Why would we need a place to hide, Father? he had asked.
—
Mari was stunned by the coolness of the freshwater pond. She drank deeply, and splashed her face, and the ladies with her did the same. Mari could see the desert and the journey and the uncertainty dripping off of them with every passing second.
The more she thought about it, the more sure she was. It was almost six weeks since the last time she bled; in her haste and terror, she had not thought of it as they were leaving the city.
It must have been the night before Tanaz went north. Something had felt different that night. It might just have been the swirling emotions around the death of the king, or the intensity with which Tanaz had looked at her as he took her. He was going off to battle for the first time since his face was cut. He would have to fight more bravely than ever now, so that the gods (and the new king) would notice him and favor him, and that meant he would have to put himself in more danger than he ever had before. And to do that, he needed more from her that night, and she was afraid for him and so needed more from him as well.
He did not stay afterward. He could not. There were plans and tasks and prayers to be completed before they left, and he had to be at the young king’s disposal. She lay awake, and prayed for his safe return.
Her prayers had been answered. I should have asked for more, she thought to herself idly.
—
They walked now, instead of riding, leading their horses slowly and carefully through the hollow mountain.
Tanaz was the only one without his sword drawn; the rest of his men followed with their blades at the ready, worried about what might come forth to meet them in this dark, terrifying place. Tanaz knew. They were close now. His father had shown him this very path, the darkest and widest path through the mountain, this massive hole in the rock that some monster must have dug before the dawn of man. Whatever had made the hole was long gone, though…
He felt a hand touch his sleeve and flinched, ever so slightly, for just a moment.
“Husband.” It was Mari.
“Wife.”
“I …we are…” Mari paused. Tanaz knew immediately and, in spite of his best efforts to remain calm, felt a well of joy and love and terror rise in him.

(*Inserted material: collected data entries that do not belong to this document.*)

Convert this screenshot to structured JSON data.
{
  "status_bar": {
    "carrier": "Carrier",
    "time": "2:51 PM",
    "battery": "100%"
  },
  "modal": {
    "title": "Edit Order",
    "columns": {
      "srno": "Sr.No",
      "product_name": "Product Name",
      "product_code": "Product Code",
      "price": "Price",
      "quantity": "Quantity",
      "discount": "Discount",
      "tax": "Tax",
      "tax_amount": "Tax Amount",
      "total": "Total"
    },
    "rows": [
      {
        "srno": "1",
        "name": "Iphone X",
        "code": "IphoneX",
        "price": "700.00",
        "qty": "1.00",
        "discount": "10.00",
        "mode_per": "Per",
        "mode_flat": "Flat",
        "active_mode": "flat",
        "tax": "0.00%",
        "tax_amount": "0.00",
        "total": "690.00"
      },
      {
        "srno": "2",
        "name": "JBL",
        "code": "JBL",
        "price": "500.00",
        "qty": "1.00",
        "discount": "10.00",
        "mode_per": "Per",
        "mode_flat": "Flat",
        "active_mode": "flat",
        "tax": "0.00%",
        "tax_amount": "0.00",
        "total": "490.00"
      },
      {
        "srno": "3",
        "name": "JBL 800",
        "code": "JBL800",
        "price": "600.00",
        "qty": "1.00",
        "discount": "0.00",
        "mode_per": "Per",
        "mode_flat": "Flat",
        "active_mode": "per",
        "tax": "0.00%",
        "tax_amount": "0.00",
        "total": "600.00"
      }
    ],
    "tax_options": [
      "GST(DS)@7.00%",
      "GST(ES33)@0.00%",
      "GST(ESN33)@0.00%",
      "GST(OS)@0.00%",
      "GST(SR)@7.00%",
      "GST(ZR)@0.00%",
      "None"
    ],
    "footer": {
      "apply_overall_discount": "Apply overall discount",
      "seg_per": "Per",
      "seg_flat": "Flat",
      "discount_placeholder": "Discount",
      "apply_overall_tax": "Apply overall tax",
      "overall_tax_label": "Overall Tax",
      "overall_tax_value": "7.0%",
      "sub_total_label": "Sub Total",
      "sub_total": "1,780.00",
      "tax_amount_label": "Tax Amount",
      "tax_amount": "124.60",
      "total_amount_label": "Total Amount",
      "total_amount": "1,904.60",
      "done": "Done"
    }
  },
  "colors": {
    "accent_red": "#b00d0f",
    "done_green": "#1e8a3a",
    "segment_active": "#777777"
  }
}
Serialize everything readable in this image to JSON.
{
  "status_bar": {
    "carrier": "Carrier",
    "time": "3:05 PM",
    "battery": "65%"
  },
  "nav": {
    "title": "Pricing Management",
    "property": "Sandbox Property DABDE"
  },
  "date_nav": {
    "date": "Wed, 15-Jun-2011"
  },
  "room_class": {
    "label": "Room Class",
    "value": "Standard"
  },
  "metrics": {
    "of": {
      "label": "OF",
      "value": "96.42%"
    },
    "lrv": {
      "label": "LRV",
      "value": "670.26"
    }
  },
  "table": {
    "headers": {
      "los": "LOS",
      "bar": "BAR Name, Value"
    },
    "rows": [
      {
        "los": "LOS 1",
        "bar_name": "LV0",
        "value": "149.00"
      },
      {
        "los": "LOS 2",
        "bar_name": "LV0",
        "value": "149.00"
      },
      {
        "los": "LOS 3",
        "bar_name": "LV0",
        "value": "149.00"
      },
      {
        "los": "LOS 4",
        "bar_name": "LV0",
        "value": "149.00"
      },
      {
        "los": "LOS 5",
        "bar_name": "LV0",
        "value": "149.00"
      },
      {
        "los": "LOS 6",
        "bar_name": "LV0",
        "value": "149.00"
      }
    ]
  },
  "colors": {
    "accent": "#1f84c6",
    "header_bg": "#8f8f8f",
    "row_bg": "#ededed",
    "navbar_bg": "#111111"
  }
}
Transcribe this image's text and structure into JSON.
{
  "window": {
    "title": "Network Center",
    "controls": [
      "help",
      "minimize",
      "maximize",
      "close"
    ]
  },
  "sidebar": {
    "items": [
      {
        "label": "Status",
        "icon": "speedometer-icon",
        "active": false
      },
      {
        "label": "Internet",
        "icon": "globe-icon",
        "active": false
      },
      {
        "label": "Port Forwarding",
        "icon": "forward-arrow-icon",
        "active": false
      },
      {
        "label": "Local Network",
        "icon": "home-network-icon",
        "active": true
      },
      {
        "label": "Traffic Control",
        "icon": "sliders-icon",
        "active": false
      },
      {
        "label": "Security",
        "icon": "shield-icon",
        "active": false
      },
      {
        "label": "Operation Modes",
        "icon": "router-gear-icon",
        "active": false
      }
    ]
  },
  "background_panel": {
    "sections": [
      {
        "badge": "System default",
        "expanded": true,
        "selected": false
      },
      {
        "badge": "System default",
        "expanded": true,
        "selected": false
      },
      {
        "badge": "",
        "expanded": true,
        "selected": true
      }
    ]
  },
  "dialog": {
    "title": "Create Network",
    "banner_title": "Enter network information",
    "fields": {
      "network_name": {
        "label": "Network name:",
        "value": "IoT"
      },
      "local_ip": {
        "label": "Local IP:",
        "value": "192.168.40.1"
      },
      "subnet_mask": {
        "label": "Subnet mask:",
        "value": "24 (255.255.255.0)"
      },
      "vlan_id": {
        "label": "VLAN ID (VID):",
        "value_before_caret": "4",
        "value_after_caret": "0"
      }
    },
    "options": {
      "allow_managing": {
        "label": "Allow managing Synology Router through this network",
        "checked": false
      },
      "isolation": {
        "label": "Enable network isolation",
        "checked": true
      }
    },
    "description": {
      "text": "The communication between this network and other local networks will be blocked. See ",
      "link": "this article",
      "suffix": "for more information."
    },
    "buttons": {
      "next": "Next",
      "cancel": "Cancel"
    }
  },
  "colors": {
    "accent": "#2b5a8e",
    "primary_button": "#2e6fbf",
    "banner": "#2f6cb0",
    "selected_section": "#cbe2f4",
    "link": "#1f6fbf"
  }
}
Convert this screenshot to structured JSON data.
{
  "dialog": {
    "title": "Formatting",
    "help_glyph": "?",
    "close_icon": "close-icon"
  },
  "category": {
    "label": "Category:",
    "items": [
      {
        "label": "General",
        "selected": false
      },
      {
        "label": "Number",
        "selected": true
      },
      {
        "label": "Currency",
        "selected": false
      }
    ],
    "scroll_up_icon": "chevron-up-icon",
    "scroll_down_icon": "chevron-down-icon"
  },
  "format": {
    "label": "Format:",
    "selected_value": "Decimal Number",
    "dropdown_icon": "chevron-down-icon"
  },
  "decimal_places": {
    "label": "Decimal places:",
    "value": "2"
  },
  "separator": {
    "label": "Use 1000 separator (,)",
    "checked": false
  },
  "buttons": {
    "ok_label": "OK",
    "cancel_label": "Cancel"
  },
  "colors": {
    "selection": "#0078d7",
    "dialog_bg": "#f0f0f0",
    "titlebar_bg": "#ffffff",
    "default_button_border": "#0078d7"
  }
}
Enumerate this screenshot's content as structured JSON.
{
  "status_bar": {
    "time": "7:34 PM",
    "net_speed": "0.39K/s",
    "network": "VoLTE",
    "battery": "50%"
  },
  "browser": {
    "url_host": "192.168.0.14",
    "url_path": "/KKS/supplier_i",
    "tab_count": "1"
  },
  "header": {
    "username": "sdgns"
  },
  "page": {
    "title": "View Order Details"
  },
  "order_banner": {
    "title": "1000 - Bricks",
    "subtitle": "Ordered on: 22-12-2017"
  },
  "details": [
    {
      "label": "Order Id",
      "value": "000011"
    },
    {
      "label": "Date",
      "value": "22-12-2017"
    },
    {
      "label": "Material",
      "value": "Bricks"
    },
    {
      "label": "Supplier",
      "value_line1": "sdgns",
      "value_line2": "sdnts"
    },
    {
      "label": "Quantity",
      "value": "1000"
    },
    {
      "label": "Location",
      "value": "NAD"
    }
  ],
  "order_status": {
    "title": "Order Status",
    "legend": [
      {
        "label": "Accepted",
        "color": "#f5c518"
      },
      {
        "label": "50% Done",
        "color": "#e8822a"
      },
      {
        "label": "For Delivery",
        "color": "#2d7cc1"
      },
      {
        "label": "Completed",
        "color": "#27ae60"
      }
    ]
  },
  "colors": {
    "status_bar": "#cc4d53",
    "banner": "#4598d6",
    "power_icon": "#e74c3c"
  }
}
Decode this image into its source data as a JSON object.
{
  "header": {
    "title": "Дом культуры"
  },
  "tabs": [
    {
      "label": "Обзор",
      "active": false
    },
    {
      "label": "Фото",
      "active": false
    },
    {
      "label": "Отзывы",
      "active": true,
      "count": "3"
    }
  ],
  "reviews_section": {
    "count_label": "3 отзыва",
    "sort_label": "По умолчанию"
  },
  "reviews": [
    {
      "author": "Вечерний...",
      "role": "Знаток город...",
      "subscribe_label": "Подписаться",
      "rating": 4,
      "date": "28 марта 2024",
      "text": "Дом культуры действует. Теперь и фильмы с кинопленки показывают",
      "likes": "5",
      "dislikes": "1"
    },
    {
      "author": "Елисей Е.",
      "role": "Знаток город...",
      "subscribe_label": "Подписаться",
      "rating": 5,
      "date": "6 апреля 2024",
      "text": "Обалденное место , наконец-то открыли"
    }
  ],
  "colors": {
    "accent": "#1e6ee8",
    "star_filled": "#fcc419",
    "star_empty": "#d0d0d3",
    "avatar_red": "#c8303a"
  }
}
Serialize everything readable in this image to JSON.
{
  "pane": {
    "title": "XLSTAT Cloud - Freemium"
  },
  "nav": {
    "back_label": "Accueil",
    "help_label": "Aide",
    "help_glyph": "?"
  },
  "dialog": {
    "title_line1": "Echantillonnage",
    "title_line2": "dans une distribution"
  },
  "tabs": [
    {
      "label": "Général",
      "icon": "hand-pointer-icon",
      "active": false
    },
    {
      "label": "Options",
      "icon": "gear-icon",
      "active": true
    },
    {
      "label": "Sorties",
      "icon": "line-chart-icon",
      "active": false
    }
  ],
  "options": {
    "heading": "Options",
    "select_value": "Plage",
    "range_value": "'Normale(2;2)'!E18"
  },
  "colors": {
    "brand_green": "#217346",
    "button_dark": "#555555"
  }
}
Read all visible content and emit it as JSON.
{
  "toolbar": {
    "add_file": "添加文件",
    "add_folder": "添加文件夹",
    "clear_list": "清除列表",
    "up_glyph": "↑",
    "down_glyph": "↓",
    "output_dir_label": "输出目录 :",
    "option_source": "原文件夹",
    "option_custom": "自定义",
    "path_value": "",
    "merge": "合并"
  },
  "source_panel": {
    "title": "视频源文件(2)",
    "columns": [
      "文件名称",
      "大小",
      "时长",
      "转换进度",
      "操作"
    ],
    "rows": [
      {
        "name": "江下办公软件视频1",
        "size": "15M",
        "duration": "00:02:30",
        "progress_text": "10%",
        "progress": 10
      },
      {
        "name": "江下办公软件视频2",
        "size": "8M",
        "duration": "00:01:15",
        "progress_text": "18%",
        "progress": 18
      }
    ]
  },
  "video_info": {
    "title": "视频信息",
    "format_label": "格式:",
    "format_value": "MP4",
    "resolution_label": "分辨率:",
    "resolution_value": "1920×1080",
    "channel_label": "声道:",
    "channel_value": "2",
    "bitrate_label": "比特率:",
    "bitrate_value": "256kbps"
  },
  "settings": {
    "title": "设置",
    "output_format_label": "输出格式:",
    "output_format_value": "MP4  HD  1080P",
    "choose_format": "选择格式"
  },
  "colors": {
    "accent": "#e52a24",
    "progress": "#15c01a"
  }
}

“How long?” His voice was shaking.
“Not very long. A few weeks more and I’ll be sure.”
His hand found hers in the dark. She squeezed it, reassuringly. This was a good thing.
—
As dawn broke, they found what they were looking for. The tunnel opened out into a sunny, rocky outcrop looking over the desert. Looming in the near distance was a single, imposing structure growing out of the last wisps of grass.
Just as he had when his father first showed him how to use the hilt of his family’s sword to spring the lock on the heavy iron gate, Tanaz felt a thrill as he put the carved pommel stone into the keyhole, twisted, and felt the old, rusty metal give way to his push. He walked into the courtyard and looked around.
Kalaa Ukruv’r. The Scorpions’ Lair, the red-clay fortress that divine Vei built for the first of the Hodrir chieftains and surrounded by a desert labyrinth so he and his men could venture out and make war in her name without fearing for their families. The place where the great Kareva was born. The place where Tanaz’s father was born.
It wasn’t much. It felt smaller than Tanaz remembered from that first journey to the desert, and the effects of almost forty years of disuse were visible in every structure.
But there was a source of drinking water close by, and with a little luck they could get the well working again, and the grain they had taken with them from the stores of Ikune would grow here too, and then maybe they could wait out the end of the old world in peace.